Um mineral encontrado em um meteorito marciano que caiu na Terra em 2011 revelou indícios de água em Marte datando de 4,45 bilhões de anos, segundo uma nova pesquisa publicada no Science Advances. Este grão de zircão pode representar a mais antiga evidência direta de água quente no planeta vermelho, sugerindo a existência de ambientes como fontes termais, que na Terra estão associados à vida.

O que aconteceu
A descoberta sugere que Marte pode ter sido habitável no passado, segundo a CNN Internacional. Isso reforça observações feitas por espaçonaves que identificaram vestígios de rios e lagos na superfície marciana.

O meteorito “Black Beauty” foi analisado por cientistas. Encontrado no deserto do Saara em 2011, ele foi ejetado da superfície marciana após um impacto entre 5 e 10 milhões de anos atrás.

A análise focou em um grão de zircão dentro do meteorito.
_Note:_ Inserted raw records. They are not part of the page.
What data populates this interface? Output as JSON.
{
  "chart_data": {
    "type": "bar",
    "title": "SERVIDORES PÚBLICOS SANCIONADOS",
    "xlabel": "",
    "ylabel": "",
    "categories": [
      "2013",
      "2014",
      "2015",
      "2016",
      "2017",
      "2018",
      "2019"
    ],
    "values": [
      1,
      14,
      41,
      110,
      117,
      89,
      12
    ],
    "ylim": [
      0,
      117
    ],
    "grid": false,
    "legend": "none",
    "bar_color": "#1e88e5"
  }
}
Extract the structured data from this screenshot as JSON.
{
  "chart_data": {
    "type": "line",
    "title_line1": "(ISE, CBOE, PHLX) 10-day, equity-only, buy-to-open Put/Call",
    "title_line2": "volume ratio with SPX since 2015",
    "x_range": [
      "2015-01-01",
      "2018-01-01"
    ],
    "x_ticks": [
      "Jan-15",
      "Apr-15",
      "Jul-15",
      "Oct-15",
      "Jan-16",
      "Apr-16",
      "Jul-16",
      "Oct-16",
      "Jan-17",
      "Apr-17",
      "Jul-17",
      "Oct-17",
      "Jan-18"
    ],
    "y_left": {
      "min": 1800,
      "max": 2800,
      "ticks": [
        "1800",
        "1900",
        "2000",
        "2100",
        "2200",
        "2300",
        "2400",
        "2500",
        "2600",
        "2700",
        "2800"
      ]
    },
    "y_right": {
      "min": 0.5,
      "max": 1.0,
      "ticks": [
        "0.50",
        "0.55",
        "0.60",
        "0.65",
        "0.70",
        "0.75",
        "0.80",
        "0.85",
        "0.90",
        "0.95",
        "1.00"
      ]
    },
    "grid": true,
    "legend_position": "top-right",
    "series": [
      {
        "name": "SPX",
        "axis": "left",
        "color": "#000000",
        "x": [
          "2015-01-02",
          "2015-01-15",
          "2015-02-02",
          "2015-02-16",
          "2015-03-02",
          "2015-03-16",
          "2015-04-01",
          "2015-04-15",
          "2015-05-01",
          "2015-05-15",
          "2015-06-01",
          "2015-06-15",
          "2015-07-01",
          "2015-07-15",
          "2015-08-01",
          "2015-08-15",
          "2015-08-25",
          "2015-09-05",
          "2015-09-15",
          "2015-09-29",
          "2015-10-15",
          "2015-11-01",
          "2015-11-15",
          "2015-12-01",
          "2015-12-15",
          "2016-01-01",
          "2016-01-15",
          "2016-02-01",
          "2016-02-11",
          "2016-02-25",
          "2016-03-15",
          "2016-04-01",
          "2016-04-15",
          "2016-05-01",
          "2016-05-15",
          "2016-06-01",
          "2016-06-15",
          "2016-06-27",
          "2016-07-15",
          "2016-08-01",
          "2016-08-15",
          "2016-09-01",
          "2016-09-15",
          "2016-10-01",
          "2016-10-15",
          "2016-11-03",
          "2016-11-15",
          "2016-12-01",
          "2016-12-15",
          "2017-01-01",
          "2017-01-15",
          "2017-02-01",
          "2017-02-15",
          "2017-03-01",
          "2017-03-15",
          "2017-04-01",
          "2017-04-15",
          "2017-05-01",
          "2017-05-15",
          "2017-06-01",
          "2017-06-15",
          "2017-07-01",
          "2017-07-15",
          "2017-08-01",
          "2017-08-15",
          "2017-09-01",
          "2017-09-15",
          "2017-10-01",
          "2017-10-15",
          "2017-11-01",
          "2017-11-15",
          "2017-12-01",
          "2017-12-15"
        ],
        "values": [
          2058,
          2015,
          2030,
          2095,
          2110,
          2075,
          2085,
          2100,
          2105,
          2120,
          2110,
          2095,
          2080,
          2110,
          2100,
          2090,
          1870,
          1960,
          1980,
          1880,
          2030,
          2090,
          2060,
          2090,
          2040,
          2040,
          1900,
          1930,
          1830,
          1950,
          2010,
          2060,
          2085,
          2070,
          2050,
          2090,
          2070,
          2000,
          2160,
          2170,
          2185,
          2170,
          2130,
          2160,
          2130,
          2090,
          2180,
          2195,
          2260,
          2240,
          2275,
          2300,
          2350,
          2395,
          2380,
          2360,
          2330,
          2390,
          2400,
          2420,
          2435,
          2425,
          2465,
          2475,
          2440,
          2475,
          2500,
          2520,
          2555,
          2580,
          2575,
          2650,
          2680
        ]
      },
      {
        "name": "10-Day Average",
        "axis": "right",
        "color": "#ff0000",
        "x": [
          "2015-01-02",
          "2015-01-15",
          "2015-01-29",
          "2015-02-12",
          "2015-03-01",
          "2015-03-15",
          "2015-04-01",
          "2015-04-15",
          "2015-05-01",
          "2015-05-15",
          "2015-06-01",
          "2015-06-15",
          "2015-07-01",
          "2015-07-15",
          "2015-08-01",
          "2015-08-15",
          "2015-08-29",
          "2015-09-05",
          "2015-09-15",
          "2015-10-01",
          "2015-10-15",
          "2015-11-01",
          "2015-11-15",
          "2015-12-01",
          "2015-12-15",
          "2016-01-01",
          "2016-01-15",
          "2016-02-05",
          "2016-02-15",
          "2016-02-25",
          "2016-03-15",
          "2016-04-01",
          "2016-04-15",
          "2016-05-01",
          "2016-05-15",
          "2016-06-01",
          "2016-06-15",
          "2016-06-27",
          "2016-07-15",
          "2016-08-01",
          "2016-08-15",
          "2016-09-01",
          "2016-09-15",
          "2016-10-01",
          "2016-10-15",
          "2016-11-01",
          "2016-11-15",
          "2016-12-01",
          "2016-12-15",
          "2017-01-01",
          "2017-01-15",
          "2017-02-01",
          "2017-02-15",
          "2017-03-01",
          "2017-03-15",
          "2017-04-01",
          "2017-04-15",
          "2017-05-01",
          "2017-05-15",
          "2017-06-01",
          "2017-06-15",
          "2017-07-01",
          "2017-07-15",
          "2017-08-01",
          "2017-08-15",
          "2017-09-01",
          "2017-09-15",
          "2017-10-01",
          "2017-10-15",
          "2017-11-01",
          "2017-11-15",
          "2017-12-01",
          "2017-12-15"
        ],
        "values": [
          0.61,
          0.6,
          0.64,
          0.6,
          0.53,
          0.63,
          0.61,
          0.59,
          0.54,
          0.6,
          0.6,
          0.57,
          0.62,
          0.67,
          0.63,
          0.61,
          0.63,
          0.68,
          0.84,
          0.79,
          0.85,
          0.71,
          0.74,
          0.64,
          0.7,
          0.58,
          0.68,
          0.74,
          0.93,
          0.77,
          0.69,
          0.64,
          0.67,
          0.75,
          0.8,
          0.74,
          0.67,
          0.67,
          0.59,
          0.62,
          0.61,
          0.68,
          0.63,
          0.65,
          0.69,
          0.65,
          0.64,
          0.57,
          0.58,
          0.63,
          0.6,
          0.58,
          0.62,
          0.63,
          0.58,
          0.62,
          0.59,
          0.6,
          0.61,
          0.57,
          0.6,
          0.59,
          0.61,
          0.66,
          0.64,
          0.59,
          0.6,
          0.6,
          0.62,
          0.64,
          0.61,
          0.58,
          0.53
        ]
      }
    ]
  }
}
A pesquisa indica que a água estava presente apenas 100 milhões de anos após a formação do planeta, sugerindo potencial para sustentar vida.

Jack Gillespie, da Universidade de Lausanne, na Suíça, afirma que os dados fornecem novas evidências sobre a evolução planetária de Marte. “Eles indicam a presença de água na crosta de Marte em um momento comparável à evidência mais antiga de água na superfície da Terra, cerca de 4,4 bilhões de anos atrás“, explica à CNN Internacional.

Sistemas hidrotermais, onde a água é aquecida naturalmente, foram encontrados na subsuperfície do zircão. Isso está alinhado com teorias sobre a quantidade de água e atividade vulcânica no passado de Marte.

Os primeiros ambientes habitáveis teriam sido protegidos por um campo magnético forte, segundo o estudo. Atualmente, Marte não possui esse campo magnético protetor, o que ainda intriga os cientistas sobre sua perda ao longo do tempo.